St. Augustine was lucky enough to recognize this and found the closeness of God that he was looking for inside himself. Sometimes we are lucky enough to find this and other times our lives must be radically threatened or taken from us before we realize how rich our lives already are.
Imagine if everything were taken away from you and then given back…how would that change you? The author Victor Frankl wrote the book Man’s Search for Meaning, which chronicled his experiences in the Auschwitz concentration camp. He wrote about a personal experience of being clinically dead for a few minutes. He reported that when he was revived by doctors and returned to his ordinary life, everything suddenly became very rich: “One very important aspect of post-mortem life is that everything gets precious, gets piercingly important. You get stabbed by things, by flowers and by babies and by beautiful things-just the very act of living, of walking and breathing and eating and having friends and chatting. Everything seems to look more beautiful rather than less, and one gets the much-intensified sense of miracles.”

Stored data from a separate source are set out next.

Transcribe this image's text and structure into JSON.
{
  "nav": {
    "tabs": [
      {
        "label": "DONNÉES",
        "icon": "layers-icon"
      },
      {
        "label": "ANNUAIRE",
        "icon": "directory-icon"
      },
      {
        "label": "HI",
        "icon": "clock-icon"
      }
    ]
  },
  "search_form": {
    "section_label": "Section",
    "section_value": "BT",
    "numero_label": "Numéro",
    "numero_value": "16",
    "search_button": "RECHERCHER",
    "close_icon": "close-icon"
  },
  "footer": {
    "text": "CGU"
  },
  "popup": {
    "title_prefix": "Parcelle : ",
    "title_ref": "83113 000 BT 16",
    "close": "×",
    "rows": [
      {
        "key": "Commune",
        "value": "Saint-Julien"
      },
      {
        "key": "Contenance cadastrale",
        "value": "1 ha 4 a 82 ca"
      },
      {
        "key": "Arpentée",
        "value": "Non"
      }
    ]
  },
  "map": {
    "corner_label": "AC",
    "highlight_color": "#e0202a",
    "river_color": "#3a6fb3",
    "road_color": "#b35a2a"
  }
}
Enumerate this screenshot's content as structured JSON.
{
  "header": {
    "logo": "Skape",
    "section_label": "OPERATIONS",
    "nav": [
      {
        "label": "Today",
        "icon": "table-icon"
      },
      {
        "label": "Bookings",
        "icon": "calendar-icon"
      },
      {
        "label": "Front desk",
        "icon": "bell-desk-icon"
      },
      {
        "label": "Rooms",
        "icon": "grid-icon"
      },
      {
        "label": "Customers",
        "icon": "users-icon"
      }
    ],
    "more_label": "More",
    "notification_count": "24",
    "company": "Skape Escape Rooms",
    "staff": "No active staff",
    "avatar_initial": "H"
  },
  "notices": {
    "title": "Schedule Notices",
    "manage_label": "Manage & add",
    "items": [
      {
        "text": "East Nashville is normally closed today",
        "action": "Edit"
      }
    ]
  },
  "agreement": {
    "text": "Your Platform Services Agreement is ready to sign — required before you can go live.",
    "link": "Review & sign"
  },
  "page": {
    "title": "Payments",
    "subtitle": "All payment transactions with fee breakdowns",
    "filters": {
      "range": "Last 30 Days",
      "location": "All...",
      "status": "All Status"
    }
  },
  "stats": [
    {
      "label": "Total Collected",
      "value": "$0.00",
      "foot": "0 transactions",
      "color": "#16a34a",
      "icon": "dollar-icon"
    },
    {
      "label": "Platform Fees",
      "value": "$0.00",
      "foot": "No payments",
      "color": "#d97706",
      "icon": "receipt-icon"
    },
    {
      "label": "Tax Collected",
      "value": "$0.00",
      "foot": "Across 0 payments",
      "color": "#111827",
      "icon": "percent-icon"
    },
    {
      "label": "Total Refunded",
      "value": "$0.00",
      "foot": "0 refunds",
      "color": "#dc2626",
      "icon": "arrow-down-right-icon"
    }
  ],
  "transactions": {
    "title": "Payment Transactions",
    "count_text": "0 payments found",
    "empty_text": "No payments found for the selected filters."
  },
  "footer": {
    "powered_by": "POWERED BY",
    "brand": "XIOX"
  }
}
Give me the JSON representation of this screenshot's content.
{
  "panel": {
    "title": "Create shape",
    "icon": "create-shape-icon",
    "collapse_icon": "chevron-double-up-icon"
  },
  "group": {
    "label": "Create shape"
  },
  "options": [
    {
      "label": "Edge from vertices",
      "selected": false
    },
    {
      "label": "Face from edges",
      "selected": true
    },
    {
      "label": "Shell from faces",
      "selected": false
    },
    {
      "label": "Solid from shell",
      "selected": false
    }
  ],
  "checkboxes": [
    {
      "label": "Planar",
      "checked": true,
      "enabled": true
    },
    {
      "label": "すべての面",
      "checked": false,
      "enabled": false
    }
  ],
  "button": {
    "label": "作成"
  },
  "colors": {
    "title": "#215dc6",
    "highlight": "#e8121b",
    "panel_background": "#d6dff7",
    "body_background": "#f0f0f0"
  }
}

It’s better to search for God with a mirror than with a flashlight.
The secret to finding beauty and love in life is not to search for them outside, but to recognize that they are already present. The beauty and abundance of life comes knocking, but too often we’re not home. Like the young St. Augustine, we are away from ourselves, strangers to our own experience, looking for something to give us meaning, when it is already inside of us. The trick is to come home.
Photographer Jim Brandenburg found amazing scenes in his own backyard when he took the time to stay home. When we stay home and look around, or look in the mirror what do you see. Do you see a mirror that needs to be cleaned or do we see Love and Life and God peering back at us?